MBSR Every Day: Daily Practices from the Heart of Mindfulness-Based Stress Reduction by Goldstein Elisha & Stahl Bob

MBSR Every Day: Daily Practices from the Heart of Mindfulness-Based Stress Reduction by Goldstein Elisha & Stahl Bob

Author:Goldstein, Elisha & Stahl, Bob
Language: eng
Format: epub
ISBN: 9781626251731
Publisher: New Harbinger Publications
Published: 2015-05-31T16:00:00+00:00


The best way to prime your mind toward generosity is to practice asking, How can I give?

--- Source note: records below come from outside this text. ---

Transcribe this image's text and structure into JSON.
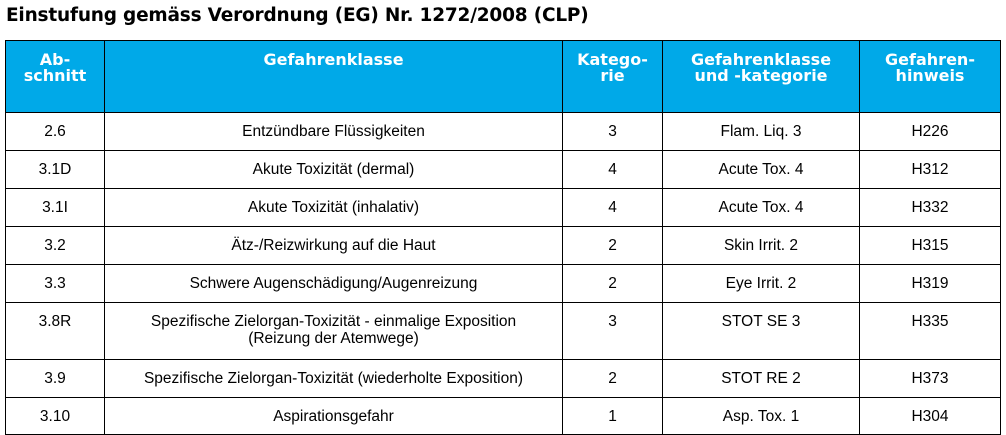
{
  "title": "Einstufung gemäss Verordnung (EG) Nr. 1272/2008 (CLP)",
  "colors": {
    "header_background": "#00a9e8",
    "header_text": "#ffffff",
    "border": "#000000"
  },
  "table": {
    "headers": {
      "abschnitt": "Ab-\nschnitt",
      "gefahrenklasse": "Gefahrenklasse",
      "kategorie": "Katego-\nrie",
      "klasse_kategorie": "Gefahrenklasse\nund -kategorie",
      "hinweis": "Gefahren-\nhinweis"
    },
    "rows": [
      {
        "abschnitt": "2.6",
        "gefahrenklasse": "Entzündbare Flüssigkeiten",
        "kategorie": "3",
        "klasse_kategorie": "Flam. Liq. 3",
        "hinweis": "H226"
      },
      {
        "abschnitt": "3.1D",
        "gefahrenklasse": "Akute Toxizität (dermal)",
        "kategorie": "4",
        "klasse_kategorie": "Acute Tox. 4",
        "hinweis": "H312"
      },
      {
        "abschnitt": "3.1I",
        "gefahrenklasse": "Akute Toxizität (inhalativ)",
        "kategorie": "4",
        "klasse_kategorie": "Acute Tox. 4",
        "hinweis": "H332"
      },
      {
        "abschnitt": "3.2",
        "gefahrenklasse": "Ätz-/Reizwirkung auf die Haut",
        "kategorie": "2",
        "klasse_kategorie": "Skin Irrit. 2",
        "hinweis": "H315"
      },
      {
        "abschnitt": "3.3",
        "gefahrenklasse": "Schwere Augenschädigung/Augenreizung",
        "kategorie": "2",
        "klasse_kategorie": "Eye Irrit. 2",
        "hinweis": "H319"
      },
      {
        "abschnitt": "3.8R",
        "gefahrenklasse": "Spezifische Zielorgan-Toxizität - einmalige Exposition\n(Reizung der Atemwege)",
        "kategorie": "3",
        "klasse_kategorie": "STOT SE 3",
        "hinweis": "H335"
      },
      {
        "abschnitt": "3.9",
        "gefahrenklasse": "Spezifische Zielorgan-Toxizität (wiederholte Exposition)",
        "kategorie": "2",
        "klasse_kategorie": "STOT RE 2",
        "hinweis": "H373"
      },
      {
        "abschnitt": "3.10",
        "gefahrenklasse": "Aspirationsgefahr",
        "kategorie": "1",
        "klasse_kategorie": "Asp. Tox. 1",
        "hinweis": "H304"
      }
    ]
  }
}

Now make a plan and just do it!

22

Remember to Forgive

Forgiveness is another essential attitude of mindfulness that can help cultivate greater understanding, ease, and freedom. It has been shown to reduce stress, anger, and depression and to support many aspects of well-being and happiness. Try a little experiment. Think of someone in your life right now who has slighted you in some way (maybe not the most extreme slight) and for whom you are holding some bitterness. Picture that person and hold on to that unwillingness to forgive. Now, just observe any emotions you have: anger, resentment, fear, sadness. Also notice how you are holding your body—is it tense anywhere or feeling heavy? Now bring awareness to your thoughts—are they hateful and spiteful thoughts?

Pause before continuing to read. Just take in this experiment.

Most people we do this with find it to be an uncomfortable experiment. It elicits feelings of tension and anger and thoughts of ill will toward the other person. The experiment doesn’t conjure these feelings out of nowhere; it just brings to light what is already within us, stirring around. There is a common misconception that forgiveness means condoning the act of the other person. Forgiveness simply means releasing this cycle of torture that continues to reside inside.

It’s heartfelt and courageous to say, I have been offended against. I am going to let go of this so I don’t continue to be burdened by it. You have already been hurt once; why continue letting it torment you by holding on to it, with the erroneous belief that doing so is somehow getting back at the other person? When we hold a grudge, a “grievance story” builds in the mind, and as we hold on to it, we continue to fuel it, sowing the seeds of our own suffering.

Forgiveness is the practice of learning how to let go of this story in the service of loving ourselves.

Just Do It!

Right now we’re going to give you a way to loosen the grip of grudges and tune a mindful heart. As you go through these steps, remember that your intention is to nurture peace within yourself, not assuage any other party.

Articulate it—Think about someone you hold bitterness toward and articulate why what this person did was not okay to you.

Get perspective—Recognize that your primary distress is coming from the hurt feelings, thoughts, and physical upset you are suffering now, not what offended you or hurt you two minutes—or ten years—ago.

Make a choice—Decide if you’re ready to let go of this burden.

See who is suffering—Instead of mentally replaying your hurt from long ago, see if it’s possible to recognize that you are suffering now and ask yourself, What is it that I really need? Is it to feel safe, to be understood, to be loved, to be free? If possible, contact the person to make amends; if that’s not possible, seek out new ways to get what you want.